GW Pharmaceuticals announced that the European Commission (EC) has authorized the promoting authorization for EPIDYOLEX®, a synthetic type of cannabidiol (CBD), for use as adjunctive therapy of seizures connected with Lennox‑Gastaut syndrome (LGS) or Dravet syndrome, in conjunction with clobazam, for sufferers two years of age and older. The approval paves the way for the launch of the medicine across Europe.

“The approval of EPIDYOLEX® marks a substantial milestone, providing sufferers and their households the initial in a new class of epilepsy medicines and the initial and only EMA-authorized CBD medicine to treat two serious and life-threatening types of childhood-onset epilepsy,” mentioned Justin Gover, GW’s Chief Executive Officer.

When added to other anti-epileptic therapies, EPIDYOLEX® significantly lowered the frequency of seizures in sufferers with LGS and Dravet syndrome. The most prevalent adverse reactions that occurred in sufferers treated with the medicine had been somnolence, decreased appetite, diarrhoea, pyrexia, fatigue and vomiting. GW’s improvement programme represents the only effectively-controlled clinical evaluation of a cannabinoid medication for sufferers with LGS and Dravet syndrome.

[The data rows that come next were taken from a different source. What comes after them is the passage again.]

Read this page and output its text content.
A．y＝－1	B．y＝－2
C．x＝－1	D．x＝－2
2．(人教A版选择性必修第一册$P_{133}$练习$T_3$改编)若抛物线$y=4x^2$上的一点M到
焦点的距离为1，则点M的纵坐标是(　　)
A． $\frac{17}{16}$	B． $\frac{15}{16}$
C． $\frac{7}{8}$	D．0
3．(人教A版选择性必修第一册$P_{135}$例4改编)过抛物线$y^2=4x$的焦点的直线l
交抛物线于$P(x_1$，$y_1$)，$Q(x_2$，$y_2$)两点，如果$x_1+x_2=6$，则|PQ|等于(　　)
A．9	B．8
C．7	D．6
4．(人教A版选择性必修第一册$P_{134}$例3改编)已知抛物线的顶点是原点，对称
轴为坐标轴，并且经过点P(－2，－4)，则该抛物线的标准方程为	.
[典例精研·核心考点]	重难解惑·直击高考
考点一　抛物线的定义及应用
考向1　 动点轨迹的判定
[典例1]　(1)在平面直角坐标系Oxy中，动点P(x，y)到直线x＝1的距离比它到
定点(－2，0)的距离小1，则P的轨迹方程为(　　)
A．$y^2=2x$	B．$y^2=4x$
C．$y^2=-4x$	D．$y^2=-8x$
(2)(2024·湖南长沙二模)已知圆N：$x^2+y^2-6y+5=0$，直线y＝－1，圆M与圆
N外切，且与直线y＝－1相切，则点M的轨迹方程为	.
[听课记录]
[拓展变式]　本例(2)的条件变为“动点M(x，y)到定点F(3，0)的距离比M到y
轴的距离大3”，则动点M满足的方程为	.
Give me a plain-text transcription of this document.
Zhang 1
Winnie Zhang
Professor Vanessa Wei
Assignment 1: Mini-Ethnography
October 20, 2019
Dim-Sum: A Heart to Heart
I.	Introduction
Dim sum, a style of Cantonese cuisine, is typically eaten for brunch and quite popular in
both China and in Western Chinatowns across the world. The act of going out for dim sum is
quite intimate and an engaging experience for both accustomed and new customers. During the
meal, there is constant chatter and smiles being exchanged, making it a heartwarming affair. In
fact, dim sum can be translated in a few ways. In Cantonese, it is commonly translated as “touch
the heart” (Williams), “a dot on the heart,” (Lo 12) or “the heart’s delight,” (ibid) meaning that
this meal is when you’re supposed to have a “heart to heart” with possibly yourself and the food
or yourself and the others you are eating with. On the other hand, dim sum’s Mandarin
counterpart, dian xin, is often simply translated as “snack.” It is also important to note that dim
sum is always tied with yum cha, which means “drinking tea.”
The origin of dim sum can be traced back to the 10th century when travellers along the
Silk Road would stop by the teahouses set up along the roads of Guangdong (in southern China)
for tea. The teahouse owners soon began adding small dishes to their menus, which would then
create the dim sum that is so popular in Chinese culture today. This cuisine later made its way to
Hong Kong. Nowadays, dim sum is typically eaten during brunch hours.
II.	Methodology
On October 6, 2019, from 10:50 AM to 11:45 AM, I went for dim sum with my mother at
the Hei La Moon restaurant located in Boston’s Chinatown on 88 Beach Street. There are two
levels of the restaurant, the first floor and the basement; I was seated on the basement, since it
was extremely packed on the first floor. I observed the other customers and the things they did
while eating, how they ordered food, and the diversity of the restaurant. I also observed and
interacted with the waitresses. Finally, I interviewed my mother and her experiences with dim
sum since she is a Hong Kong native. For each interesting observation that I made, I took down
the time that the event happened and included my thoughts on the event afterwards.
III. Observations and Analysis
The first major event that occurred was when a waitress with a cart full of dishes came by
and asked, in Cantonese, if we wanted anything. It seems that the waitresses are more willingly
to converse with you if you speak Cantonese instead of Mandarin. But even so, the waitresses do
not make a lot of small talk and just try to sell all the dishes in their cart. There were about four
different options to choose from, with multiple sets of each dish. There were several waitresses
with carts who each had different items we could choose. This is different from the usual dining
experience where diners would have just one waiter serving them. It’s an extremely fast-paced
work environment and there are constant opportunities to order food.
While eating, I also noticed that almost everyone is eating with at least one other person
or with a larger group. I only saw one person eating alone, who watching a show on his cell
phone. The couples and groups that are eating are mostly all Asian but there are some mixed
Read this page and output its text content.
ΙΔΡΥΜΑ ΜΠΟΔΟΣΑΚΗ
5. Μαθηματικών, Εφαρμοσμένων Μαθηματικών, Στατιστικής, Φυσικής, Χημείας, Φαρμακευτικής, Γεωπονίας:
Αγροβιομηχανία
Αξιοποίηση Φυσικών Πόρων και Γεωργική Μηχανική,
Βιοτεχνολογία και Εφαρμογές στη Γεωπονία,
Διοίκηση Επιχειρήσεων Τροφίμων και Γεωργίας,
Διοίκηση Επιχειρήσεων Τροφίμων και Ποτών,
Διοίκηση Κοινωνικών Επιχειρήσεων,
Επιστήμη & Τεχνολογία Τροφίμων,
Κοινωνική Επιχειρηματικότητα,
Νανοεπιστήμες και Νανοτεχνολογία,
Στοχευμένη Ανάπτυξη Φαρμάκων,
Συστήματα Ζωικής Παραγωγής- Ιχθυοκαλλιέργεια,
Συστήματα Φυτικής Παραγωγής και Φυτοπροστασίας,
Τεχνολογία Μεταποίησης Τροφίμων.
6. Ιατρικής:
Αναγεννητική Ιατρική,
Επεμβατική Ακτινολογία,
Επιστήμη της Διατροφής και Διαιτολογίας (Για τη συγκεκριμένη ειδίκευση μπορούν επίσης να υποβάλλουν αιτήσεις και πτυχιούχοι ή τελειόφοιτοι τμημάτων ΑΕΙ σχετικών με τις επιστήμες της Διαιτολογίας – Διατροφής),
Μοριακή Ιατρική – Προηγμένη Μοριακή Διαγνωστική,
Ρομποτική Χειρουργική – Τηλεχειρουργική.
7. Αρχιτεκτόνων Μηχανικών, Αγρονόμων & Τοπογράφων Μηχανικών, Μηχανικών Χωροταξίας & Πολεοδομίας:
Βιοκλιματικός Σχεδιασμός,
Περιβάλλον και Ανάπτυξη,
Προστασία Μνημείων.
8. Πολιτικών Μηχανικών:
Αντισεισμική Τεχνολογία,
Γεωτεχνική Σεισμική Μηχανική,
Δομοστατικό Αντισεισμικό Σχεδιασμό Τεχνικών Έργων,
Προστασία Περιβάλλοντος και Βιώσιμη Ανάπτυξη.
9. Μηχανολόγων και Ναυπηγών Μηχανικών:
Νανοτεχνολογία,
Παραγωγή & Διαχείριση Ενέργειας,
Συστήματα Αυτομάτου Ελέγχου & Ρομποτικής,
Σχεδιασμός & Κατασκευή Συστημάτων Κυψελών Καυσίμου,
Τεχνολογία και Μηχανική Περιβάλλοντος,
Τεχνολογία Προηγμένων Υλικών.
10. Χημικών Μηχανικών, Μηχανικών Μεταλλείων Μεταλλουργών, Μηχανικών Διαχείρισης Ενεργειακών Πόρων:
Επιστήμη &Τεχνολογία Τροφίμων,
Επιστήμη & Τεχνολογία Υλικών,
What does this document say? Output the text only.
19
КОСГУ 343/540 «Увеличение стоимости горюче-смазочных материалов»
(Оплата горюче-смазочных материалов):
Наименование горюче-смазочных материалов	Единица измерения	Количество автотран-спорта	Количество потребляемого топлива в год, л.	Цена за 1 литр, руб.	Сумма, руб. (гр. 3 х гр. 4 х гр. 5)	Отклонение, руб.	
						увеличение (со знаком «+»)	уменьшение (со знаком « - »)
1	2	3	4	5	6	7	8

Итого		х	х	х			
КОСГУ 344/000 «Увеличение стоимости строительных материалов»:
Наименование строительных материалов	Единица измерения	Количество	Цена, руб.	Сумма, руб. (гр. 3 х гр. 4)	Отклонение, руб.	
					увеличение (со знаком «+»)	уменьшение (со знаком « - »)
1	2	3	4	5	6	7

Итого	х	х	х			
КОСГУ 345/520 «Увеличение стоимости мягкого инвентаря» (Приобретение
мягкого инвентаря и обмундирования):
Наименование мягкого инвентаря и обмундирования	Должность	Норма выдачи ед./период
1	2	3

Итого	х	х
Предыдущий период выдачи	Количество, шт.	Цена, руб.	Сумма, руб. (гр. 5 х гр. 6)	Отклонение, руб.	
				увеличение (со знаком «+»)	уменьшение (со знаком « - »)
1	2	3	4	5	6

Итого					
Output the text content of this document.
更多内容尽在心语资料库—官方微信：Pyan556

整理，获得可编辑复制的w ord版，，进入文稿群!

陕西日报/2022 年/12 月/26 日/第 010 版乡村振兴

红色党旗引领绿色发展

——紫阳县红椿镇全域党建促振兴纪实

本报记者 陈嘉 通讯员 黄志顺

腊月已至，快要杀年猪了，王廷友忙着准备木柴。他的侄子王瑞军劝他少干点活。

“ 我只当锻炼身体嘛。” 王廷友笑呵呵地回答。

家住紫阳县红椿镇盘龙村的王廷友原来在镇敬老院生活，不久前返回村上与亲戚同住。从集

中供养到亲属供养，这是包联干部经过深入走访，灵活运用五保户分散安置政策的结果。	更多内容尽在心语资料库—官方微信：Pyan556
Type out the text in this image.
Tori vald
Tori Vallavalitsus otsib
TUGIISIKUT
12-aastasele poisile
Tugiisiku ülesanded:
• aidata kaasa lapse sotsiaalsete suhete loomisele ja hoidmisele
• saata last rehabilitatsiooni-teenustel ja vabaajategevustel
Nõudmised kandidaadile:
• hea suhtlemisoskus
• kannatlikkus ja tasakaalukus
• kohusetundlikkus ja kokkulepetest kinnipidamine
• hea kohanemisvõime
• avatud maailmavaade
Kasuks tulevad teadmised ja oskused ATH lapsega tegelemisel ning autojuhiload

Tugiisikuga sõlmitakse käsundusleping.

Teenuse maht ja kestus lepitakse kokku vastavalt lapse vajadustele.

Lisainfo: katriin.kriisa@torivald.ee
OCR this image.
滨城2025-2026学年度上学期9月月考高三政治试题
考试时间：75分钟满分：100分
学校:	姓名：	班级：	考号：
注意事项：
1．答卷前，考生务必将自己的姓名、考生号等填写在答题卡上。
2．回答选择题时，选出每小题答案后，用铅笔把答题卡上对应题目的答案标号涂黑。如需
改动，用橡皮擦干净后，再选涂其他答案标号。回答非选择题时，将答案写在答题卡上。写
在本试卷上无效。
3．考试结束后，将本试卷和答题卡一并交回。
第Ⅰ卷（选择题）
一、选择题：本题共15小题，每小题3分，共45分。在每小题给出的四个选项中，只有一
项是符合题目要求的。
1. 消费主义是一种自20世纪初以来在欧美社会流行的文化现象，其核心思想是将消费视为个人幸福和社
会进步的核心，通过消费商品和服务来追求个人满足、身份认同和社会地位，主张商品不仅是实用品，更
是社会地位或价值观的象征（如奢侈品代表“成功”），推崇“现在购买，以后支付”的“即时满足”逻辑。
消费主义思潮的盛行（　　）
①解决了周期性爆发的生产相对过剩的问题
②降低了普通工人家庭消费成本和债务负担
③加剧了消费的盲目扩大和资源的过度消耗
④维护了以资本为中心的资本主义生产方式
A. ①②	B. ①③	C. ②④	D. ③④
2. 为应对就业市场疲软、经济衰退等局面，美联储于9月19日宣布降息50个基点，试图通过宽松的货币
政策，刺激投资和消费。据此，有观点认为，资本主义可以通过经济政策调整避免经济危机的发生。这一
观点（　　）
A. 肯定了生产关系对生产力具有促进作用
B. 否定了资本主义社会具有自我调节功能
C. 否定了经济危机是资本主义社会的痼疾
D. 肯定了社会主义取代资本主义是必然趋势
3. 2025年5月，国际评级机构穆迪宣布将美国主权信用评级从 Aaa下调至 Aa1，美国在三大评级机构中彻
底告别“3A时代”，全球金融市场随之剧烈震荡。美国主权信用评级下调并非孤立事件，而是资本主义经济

“LGS and Dravet syndrome are two of the most serious and tough-to-treat types of childhood-onset epilepsy, with couple of sufferers attaining sufficient seizure handle,” mentioned Professor Elinor Ben-Menachem, University of Goteborg, Sahlgren Academy and Hospital in Sweden. “The EMA approval of EPIDYOLEX® will bring hope to sufferers and households, with the possible to superior handle seizures and strengthen high-quality of life.”

The EC selection is valid in all 28 nations of the European Union, alongside Norway, Iceland and Liechtenstein.

GW’s cannabidiol oral resolution was authorized by the U.S. Meals and Drug Administration (FDA) in June 2018 beneath the trade name EPIDIOLEX® for the therapy of seizures connected with LGS or Dravet syndrome in sufferers two years of age or older.